IHRAM.CO.ID, MAKKAH -- Malcolm X adalah seorang menteri Muslim dan aktivis hak asasi manusia Amerika Serikat. Bagi pengagumnya, dia adalah seorang pendukung yang berani untuk hak-hak asasi orang kulit hitam.
Dia adalah seorang pria yang paling lantang menyuarakan kejahatan warga kulit putih AS terhadap warga kulit hitam. Namun, para pengkritik justru menuduhnya tengah mengkhutbahkan rasialisme dan kekerasan.
Dilansir di Arab News, Senin (20/8), Malcolm disebut sebagai salah satu orang Afrika Amerika terbesar dan paling berpengaruh dalam sejarah. Malcolm adalah anggota Nation of Islam, sebuah gerakan politik-agama Amerika Afrika yang didirikan Wallace D Fard Muhammad pada 1930.

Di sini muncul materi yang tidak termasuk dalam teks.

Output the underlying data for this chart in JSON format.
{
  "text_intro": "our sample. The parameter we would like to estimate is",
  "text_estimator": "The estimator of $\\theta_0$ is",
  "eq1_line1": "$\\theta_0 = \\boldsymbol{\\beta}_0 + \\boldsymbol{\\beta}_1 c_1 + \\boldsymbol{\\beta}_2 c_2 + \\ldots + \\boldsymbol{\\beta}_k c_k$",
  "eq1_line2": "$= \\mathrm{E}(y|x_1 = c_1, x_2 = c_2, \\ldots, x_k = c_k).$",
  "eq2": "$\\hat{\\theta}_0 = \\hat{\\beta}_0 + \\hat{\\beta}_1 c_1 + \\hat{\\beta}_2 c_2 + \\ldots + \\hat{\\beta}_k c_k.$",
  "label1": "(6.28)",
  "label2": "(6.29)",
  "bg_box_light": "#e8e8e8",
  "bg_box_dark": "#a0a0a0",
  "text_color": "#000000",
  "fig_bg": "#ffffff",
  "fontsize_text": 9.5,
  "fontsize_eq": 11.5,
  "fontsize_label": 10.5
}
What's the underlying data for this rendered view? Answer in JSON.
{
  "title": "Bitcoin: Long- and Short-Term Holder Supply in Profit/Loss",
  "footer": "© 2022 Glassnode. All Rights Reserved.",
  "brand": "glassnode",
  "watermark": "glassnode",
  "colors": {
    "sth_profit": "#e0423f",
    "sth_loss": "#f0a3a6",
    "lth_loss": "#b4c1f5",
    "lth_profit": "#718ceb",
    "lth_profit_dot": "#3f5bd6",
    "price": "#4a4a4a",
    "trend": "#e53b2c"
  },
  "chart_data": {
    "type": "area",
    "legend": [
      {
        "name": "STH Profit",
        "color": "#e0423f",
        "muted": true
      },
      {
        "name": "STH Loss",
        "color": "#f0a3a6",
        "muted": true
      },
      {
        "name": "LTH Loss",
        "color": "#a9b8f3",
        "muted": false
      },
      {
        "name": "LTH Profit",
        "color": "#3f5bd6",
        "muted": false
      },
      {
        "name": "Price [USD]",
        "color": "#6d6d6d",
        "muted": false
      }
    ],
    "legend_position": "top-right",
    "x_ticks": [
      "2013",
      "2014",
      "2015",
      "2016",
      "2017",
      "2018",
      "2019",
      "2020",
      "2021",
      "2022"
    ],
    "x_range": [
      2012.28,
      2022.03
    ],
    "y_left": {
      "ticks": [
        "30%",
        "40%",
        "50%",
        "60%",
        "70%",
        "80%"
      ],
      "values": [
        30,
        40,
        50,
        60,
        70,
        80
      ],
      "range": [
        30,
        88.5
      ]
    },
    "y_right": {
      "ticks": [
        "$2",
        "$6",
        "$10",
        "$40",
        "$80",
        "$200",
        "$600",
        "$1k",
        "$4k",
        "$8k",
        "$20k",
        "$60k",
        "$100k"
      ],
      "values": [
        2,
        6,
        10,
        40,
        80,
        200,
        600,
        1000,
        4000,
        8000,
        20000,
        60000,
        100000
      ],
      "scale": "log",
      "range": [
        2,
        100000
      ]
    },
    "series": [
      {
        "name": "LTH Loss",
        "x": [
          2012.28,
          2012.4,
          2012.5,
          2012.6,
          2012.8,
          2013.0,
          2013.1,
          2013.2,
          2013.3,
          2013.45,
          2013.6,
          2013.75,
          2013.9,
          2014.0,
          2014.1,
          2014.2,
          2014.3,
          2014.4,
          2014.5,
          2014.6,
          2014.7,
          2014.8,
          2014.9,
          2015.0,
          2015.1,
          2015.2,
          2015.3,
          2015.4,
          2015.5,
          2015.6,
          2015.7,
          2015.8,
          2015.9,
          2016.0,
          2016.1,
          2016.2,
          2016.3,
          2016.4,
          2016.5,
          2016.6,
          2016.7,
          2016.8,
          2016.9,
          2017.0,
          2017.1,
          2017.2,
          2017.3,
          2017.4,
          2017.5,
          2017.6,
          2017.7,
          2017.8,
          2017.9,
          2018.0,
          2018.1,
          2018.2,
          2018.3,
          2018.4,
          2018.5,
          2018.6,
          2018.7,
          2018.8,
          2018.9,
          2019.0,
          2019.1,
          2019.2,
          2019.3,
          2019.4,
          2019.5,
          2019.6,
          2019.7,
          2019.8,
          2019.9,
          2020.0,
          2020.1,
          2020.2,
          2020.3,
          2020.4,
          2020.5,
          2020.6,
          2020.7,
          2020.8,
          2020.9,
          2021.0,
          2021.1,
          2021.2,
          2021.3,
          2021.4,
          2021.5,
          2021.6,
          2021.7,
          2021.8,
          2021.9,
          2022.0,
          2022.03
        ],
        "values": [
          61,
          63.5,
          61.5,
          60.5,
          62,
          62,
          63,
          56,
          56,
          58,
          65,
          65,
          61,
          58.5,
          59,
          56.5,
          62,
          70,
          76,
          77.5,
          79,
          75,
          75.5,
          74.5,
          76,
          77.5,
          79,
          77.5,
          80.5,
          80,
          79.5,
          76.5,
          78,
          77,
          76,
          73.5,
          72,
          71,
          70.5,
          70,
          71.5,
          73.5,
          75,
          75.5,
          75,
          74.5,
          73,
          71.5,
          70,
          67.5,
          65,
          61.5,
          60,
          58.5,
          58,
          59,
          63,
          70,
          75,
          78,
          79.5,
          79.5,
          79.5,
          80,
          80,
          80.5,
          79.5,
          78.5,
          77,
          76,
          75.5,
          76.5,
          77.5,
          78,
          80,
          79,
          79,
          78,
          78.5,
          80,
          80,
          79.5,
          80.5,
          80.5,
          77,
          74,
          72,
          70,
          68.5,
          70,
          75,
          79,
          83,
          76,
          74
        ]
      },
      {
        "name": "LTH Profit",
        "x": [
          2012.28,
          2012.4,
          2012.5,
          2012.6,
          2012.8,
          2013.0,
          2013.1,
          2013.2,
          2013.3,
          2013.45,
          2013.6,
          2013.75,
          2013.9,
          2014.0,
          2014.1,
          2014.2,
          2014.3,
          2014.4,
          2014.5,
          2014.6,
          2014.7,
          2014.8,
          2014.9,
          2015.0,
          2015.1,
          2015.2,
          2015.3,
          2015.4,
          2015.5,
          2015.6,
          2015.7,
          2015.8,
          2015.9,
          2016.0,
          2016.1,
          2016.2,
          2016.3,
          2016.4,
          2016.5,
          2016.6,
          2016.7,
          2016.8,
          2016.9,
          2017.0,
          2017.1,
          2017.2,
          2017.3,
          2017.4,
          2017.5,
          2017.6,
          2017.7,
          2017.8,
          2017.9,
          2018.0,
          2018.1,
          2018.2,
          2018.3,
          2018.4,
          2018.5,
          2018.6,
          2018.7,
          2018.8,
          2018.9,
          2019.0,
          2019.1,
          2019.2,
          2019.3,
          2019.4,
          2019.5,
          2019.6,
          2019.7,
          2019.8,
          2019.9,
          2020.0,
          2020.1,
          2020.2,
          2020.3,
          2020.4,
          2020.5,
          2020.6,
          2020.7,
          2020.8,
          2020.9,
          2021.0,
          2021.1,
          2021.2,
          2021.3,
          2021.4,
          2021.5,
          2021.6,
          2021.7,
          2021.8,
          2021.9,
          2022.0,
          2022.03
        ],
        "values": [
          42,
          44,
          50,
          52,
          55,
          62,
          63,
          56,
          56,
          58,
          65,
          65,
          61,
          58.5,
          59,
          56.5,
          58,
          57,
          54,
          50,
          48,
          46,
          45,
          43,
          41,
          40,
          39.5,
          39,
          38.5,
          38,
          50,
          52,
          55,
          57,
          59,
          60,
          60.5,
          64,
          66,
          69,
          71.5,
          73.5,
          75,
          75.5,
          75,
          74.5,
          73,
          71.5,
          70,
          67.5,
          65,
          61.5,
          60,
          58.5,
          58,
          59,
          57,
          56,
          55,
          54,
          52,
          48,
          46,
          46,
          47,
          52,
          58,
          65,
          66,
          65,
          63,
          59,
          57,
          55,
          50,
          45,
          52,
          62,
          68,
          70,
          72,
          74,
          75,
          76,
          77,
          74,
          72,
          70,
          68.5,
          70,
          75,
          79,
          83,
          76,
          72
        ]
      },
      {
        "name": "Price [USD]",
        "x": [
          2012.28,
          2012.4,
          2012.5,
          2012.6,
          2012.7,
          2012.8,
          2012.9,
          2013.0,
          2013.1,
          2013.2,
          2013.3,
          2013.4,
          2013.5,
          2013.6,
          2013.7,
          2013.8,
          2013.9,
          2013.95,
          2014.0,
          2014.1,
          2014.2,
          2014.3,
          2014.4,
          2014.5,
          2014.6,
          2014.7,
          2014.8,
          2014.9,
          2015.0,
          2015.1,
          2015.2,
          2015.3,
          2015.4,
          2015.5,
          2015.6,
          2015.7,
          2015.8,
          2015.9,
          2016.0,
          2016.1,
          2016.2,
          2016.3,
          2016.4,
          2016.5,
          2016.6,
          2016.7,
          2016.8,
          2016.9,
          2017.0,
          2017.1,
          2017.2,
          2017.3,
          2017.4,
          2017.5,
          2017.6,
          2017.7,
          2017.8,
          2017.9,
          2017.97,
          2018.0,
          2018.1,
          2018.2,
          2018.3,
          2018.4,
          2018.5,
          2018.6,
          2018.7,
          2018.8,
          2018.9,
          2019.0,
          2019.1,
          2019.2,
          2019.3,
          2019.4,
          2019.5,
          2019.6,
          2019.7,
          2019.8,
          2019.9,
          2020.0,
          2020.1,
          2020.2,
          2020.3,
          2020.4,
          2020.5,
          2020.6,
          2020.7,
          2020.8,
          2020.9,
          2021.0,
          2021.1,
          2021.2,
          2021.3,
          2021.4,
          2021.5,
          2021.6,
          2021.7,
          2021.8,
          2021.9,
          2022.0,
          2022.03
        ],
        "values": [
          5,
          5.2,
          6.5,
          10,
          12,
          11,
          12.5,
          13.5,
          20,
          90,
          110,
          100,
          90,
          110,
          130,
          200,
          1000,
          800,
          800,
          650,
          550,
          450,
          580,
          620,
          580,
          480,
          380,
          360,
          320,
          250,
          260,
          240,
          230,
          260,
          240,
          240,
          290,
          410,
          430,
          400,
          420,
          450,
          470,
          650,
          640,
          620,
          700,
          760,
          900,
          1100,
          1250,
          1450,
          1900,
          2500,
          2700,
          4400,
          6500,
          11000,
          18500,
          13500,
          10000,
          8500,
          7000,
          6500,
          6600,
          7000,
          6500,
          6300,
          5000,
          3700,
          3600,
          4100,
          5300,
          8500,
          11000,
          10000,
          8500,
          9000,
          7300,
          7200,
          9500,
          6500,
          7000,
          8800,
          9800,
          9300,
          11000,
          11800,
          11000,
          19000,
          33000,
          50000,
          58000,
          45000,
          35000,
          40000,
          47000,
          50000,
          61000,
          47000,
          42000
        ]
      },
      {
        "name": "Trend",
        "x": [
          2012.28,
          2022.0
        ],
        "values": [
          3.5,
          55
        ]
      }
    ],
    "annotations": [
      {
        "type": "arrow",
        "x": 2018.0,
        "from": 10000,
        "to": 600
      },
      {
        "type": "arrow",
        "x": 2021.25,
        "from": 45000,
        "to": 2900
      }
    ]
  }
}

Organisasi tersebutmemiliki tujuan memperbaiki kondisi spiritual, mental, sosial, dan ekonomi dari orang Afrika Amerika di AS. Namun, suara kritik justru menggambarkan organisasi tersebut sebagai supremasi orang kulit hitam.
Malcolm secara resmi meninggalkan organisasi itu dan melakukan ibadah haji ke Makkah. Dia kembali ke Amerika sebagai Al-Hajj Malik El-Shabazz dan mendirikan Organisasi Kesatuan Afro-Amerika. Organisasi itu mengadvokasi identitas orang kulit hitam. Dia juga menyatakan rasialisme, bukan ras kulit putih, adalah musuh terbesar warga Afrika-Amerika.
Gerakan baru Malcolm itu memperoleh dukungan karena filsafatnya yang lebih moderat. Sehingga, menjadi semakin berpengaruh dalam gerakan hak-hak sipil, terutama di antara para pemimpin Komite Koordinasi Non-Kekerasan Pelajar. Organisasi itu didirikan setelah kepulangan Malcolm dari ibadah haji di Makkah.
“Saya tidak pernah menyaksikan keramahan yang tulus dan semangat persaudaraan yang luar biasa seperti yang dipraktrikkan oleh orang-orang dari semua warna dan ras di Tanah Suci, rumah Ibrahim, Muhammad, dan nabi lainnya yang tertulis di Kitab Suci,” tulis Malcolm X dalam suratnya dari Makkah.
“Selama 11 hari terakhir di dunia Muslim, saya makan dari piring yang sama, minum dari gelas yang sama, dan tidur di karpet yang sama, sembari berdoa kepada Tuhan yang sama dengan sesama Muslim,” tulis Malcolm.
Dalam suratnya, ia merasa bersyukur bisa merasakan pengalaman berhaji di Tanah Suci. “Belum pernah saya merasa sangat terhormat. Belum pernah saya dibuat merasa lebih rendah hati dan tidak layak.”
Ketika Malcolm pertama kali tiba di Bandara Jeddah, ia memperhatikan jamaah haji lainnya yang berasal dari Ghana, Indonesia, Jepang, dan Rusia. Dalam bukunya, ia meyakini belum pernah ada kamera yang mengabadikan momen “berwarna” tersebut, selain matanya sendiri.
Ia menggambarkan melihat Muslim dari Cina, Indonesia, dan Afghanistan yang masih mengenakan pakaian tradisional mereka Ia merasa seperti sedang membuka halaman-halaman majalah National Geographic. Pada 21 Februari 1965, satu minggu setelah rumahnya dibom, Malcolm X ditembak mati oleh anggota Nation of Islam. Tepatnya, ketika berbicara dalam rapat organisasinya di Kota New York.